Александр Казанцев - Купол надежды
— Пока я не облечен никакими полномочиями.
— Полномочия будут, — заверил улыбающийся Броккенбергер.
Когда сенатор после ухода посетителя вызвал секретаршу, то напоминал разъяренного быка:
— Я попрошу избавить меня от таких посещений!
— Что вы, сэр! Но ведь он все равно остановил бы вас в коридоре. Вы их не знаете. Ваш разговор стал бы достоянием посторонних. У меня срочная почта, шеф. Вам надлежит завтра быть в Нью-Йорке.
— Это еще почему?
— Там решается вопрос о вашем участии в Особой комиссии ООН. Вы приглашены на заседание комитета. Я решилась попросить, чтобы в сенате посчитались с необходимостью вашего отсутствия.
Мирер поднял глаза на свою властную помощницу и подумал, что, быть может, и она ему скажет о клиентах, которых она представляет.
Глава третья. ПОДЛЕДНЫЕ СЮРПРИЗЫ
«Да, я счастлива! Честное слово! И об этом счастье я и хотела писать, начиная свои „подледные записки“, но жизнь есть жизнь, даже с таким замечательным человеком, как Николай Алексеевич, и мне придется рассказать о штурме нашей „подледной крепости“, которую он защищал. Рассказать не о своих чувствах и переживаниях, а о том, что происходило вокруг меня.
Николай Алексеевич нервничал. Но только я могла заметить это. Ведь я знала каждое его движение, интонацию голоса, выражение лица. Для всех он был по-прежнему бодрым, энергичным, заботливым.

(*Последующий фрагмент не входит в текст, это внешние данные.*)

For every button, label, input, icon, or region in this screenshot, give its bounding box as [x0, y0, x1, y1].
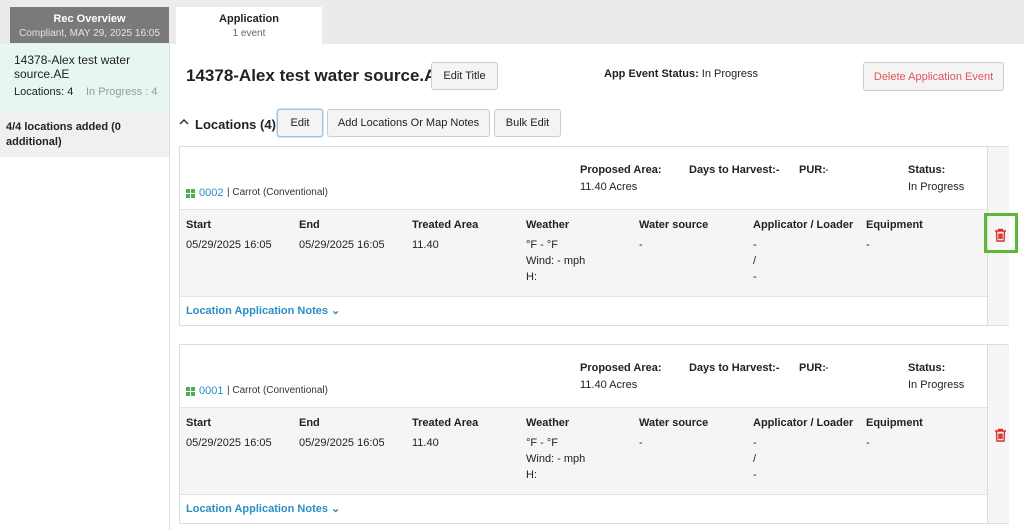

Я поняла, что не все в порядке, когда прибежала с работы, чтобы покормить Мишеньку. Мы с Николаем Алексеевичем так назвали сына в память Мишеля Саломака. Мама жила в соседней квартире, но ушла в Школу жизни и труда проведать Алешу, а я застала Николая Алексеевича… за стиркой пеленок! Хотела рассердиться, да не смогла. С неумолимой логикой и побеждающей улыбкой он объяснил, что в этом нет ничего унизительного, поскольку он любит малыша не меньше моего. Тем более что меня считает не только кормилицей нашего сыночка, но и всеобщей кормилицей. Я ведь руковожу (подумать только!) „заводом вкусных блюд“, где в привычные виды пищи превращается бесцветный и безвкусный белок дрожжей кандиды с биофабрики Мелхова. (Юрий Сергеевич все-таки приехал сюда, но уж, конечно, не из-за сына, к которому безразличен, а скорее всего в расчете на кресло директора будущего международного концерна искусственной пищи!)
Я отняла у Николая Алексеевича пеленки, которые он едва не спалил перегретым утюгом, усадила напротив себя, взяла его нервные руки в свои и стала допытываться, что с ним.
Он сознался, что действительно встревожен беспринципной возней вокруг дальнейшей судьбы Города Надежды. Придется ехать в Нью-Йорк, участвовать в прениях, защищаться.
Один раз я чуть не умерла, узнав, что с ним случилось в Централь-парке, а теперь… Нет!.. Я его не отпущу!
Видимо, самым лучшим аргументом у женщин всех времен были слезы. Честное слово! Тем более что Николай Алексеевич их у меня никогда не видел. И он уступил, согласился с моими доводами, решил пригласить в Город-лабораторию комиссию ООН. Пусть посмотрят, прежде чем обсуждать и решать.
И вот удивительный лайнер „Иван Ефремов“ встал на рейде в нашей бухте. Втроем с Николаем Алексеевичем и Вальтером Щульцем мы шли по каменной дороге из города в „порт“, как звучно назывались прибрежные Скалы пингвинов.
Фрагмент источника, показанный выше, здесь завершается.